Stimmen aus dem Feuilleton
Platz da für die literarische Anschauung!
»Versuch, einen Platz in Paris zu erfassen«, so heißt ein schmaler Text, den Georges Perec Mitte der siebziger Jahre schrieb. Und auch wenn Tobias Scheffel ihn nun excellent übersetzt hat, lohnt sich ein kurzer Seitenblick auf den Originaltitel, »Tentative dépuisemen d'un lieu Parisienne«. [
] Das Protokoll ist kunstlos, keine Prosa ist zu bewundern, die ihre Kraft aus den unscheinabren Dingen, den Belegstücken des Infra-»Ordinären«, zieht. Der Reiz, auf den Perec bei diesem Spiel setzt ist abstrakter, steckt in der experimentellen Situation selbst, der sich der Betrachter als Protokollant unterwirft.« Helmut Mayer, F.A.Z. 6. Januar 2011
»Perecs Werk lädt wie kaum eines ein, selbst Schöpfung zu werden.

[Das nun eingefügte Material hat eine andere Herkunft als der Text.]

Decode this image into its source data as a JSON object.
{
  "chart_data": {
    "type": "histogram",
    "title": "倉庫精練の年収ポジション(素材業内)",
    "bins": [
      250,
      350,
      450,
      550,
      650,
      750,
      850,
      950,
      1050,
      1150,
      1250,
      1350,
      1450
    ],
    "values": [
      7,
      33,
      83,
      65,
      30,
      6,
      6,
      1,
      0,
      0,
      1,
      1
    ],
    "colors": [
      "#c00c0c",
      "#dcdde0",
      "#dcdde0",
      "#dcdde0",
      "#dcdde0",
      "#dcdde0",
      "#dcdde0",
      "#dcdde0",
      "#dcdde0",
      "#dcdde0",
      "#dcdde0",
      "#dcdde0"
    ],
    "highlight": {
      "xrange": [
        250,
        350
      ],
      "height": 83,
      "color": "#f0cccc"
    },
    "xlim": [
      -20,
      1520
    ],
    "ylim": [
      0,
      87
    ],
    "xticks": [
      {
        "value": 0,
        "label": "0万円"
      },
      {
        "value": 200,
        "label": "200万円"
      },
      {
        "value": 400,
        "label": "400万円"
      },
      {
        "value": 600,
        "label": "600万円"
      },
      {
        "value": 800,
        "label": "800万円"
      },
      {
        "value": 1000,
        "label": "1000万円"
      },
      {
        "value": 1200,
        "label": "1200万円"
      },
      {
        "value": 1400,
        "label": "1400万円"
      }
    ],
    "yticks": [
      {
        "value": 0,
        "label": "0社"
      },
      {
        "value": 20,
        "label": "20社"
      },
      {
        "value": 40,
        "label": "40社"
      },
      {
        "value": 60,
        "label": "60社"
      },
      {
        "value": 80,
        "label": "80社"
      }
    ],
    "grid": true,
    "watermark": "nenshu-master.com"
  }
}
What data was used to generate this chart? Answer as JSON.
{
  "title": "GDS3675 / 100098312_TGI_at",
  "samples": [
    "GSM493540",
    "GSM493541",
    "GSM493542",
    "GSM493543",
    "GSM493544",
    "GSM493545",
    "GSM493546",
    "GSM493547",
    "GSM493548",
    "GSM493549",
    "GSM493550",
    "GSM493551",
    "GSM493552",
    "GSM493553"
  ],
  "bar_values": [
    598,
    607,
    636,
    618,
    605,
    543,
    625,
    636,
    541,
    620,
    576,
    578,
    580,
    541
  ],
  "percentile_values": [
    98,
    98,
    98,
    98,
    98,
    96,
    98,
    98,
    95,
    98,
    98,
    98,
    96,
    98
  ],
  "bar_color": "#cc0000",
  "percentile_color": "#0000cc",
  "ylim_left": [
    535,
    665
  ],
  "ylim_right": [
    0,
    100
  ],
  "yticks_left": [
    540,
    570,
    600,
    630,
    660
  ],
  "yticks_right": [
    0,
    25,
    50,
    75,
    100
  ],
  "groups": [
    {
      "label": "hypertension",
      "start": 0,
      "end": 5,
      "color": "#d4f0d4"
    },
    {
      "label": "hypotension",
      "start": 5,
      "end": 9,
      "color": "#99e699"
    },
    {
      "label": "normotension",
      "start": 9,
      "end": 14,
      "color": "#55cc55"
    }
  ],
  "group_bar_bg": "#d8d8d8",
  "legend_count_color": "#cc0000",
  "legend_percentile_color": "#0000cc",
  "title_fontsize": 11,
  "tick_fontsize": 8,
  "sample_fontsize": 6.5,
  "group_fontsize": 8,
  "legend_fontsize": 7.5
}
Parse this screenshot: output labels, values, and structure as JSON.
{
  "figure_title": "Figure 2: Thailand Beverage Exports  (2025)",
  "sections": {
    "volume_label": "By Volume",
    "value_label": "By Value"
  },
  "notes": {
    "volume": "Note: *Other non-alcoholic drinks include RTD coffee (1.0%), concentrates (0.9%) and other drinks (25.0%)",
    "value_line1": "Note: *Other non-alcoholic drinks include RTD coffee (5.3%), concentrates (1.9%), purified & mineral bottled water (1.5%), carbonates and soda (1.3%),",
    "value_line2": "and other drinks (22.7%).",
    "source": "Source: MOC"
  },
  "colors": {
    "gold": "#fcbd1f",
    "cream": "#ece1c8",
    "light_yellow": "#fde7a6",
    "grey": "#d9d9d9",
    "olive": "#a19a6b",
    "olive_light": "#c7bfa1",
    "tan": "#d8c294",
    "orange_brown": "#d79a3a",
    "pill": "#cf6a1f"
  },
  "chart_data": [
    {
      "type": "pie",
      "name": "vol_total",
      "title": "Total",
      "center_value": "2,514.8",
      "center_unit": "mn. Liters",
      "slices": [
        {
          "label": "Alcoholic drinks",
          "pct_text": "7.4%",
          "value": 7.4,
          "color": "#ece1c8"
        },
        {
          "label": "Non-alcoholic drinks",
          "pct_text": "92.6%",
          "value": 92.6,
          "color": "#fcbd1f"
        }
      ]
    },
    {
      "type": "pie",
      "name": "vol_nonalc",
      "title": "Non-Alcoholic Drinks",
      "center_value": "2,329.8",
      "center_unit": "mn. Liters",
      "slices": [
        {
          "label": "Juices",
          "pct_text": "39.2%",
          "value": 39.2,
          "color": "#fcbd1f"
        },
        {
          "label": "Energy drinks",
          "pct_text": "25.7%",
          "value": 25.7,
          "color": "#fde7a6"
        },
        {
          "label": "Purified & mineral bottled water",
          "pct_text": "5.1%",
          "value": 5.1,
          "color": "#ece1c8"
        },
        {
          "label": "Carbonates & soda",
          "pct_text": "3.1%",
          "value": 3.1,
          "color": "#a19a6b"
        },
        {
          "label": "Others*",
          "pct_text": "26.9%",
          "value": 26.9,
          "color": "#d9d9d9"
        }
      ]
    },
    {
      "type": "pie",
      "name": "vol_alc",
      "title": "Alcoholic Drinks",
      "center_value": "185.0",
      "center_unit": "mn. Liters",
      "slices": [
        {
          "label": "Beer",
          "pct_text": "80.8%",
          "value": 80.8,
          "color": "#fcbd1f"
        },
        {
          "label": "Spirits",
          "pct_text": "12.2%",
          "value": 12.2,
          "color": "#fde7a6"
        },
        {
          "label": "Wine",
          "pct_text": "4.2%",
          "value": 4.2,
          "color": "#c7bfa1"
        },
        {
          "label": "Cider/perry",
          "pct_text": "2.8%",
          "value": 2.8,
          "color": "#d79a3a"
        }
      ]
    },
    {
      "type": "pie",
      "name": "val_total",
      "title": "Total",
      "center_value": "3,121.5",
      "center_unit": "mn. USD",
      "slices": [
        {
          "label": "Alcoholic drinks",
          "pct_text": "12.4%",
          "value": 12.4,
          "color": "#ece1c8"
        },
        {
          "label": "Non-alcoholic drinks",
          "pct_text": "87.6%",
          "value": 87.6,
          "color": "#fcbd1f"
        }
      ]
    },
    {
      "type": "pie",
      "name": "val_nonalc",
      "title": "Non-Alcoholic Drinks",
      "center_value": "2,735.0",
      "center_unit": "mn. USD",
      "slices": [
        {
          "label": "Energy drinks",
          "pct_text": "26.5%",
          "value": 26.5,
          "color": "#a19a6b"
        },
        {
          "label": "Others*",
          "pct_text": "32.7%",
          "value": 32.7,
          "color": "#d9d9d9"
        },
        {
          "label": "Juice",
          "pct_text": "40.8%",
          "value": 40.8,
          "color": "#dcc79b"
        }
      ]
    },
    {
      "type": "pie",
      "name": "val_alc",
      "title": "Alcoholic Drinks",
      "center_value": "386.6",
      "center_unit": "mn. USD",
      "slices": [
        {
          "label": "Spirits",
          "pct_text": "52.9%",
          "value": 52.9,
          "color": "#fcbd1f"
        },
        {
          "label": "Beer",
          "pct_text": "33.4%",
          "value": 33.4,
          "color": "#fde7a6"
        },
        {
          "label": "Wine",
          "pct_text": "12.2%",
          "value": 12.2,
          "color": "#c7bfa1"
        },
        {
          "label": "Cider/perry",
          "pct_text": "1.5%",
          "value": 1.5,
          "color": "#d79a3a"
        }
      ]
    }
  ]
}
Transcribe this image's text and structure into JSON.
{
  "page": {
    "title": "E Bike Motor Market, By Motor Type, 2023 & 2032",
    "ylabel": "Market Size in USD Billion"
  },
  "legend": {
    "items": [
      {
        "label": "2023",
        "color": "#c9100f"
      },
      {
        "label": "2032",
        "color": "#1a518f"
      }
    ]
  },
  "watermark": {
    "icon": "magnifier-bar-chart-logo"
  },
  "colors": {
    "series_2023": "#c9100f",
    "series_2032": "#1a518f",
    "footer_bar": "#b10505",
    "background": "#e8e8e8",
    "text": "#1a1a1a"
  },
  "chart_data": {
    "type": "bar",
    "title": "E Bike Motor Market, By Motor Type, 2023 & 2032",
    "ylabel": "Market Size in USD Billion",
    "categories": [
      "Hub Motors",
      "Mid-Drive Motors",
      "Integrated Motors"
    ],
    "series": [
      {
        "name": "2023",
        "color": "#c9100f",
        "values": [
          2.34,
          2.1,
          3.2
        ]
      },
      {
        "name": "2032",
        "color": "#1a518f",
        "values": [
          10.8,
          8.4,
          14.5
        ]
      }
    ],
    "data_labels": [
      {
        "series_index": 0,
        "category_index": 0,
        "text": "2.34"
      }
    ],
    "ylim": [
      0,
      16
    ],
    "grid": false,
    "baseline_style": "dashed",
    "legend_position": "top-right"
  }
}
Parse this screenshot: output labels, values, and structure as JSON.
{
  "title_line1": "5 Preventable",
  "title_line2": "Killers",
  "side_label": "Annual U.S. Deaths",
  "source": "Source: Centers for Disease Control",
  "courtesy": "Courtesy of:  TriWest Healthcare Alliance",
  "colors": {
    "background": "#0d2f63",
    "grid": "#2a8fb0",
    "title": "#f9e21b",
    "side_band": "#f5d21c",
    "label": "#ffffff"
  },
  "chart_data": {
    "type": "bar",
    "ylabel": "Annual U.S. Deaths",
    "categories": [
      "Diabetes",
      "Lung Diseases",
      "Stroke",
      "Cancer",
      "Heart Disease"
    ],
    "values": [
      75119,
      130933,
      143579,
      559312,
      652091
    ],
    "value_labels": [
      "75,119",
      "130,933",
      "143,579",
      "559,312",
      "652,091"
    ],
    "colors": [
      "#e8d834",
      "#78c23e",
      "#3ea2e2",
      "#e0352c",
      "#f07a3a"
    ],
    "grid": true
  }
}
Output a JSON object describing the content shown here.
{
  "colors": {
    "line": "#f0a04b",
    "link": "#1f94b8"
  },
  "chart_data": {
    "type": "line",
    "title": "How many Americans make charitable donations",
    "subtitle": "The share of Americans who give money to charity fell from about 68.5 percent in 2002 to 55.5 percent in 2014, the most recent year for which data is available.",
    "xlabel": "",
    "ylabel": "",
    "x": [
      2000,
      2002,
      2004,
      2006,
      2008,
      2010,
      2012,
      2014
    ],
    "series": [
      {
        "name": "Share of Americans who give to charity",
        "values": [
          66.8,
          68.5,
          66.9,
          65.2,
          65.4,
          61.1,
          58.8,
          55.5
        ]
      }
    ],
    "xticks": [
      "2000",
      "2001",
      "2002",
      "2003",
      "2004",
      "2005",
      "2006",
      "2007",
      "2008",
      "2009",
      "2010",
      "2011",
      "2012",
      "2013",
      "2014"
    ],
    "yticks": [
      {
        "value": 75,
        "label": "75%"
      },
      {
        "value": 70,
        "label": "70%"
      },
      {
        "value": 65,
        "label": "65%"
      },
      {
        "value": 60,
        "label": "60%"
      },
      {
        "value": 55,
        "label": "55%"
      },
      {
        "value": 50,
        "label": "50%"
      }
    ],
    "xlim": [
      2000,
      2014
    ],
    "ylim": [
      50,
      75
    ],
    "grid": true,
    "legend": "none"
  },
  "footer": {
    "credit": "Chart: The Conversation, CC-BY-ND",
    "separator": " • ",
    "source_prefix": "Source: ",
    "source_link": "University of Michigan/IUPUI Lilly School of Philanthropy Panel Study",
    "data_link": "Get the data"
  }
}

Er-schöpft nämlich ist der Platz in Paris nie. [
] Wer weiss, dass Raymond Queneau in »Stilübungen« eine Busfahrt in Paris wie ein Telegramm, einen Sportreport oder ein Sonett auf 99 Arten geschildert hat, kann im eigenen Kopf die 111 Erwähnungen von Bussen bei Georges Perec multiplizieren und sich schwindelnd die Variationen ausmalen. Das Unendliche im Mikrokosmos eines Platzes. Dafür muss man nichts wissen, weder dass in der Kirche Saint-Sulpice der Marquis de Sade getauft wurde noch dass im Café de la Mairie Georges Bataille eine antfaschistische Widerstandsgruppe leitete. Von solchen Allgemeinplätzen räumt Georges Perec die Place Saint Sulpice leer. Entrümpelt unseren Geist. Er sieht nur sein Blickfeld. Eine mönchische Etüde mitten im mondänen Paris. Ein Wegweiser ins Heute und ins eigene Herz und Hirn.« Stefan Zweifel, NZZ, 11. Dezember 2010
»Sokrates Spruch [Was wir uns in Worte fassen, können hinter uns wir lassen.] können wir als Patenwort über Perecs Buch stellen, den sein »Versuch, einen Platz in Paris zu erfassen«, ist zugleich auch ein Versuch, über die Leitfäden altherkömmlicher Landkarten und Stadtpläne hinwegzuschreiben.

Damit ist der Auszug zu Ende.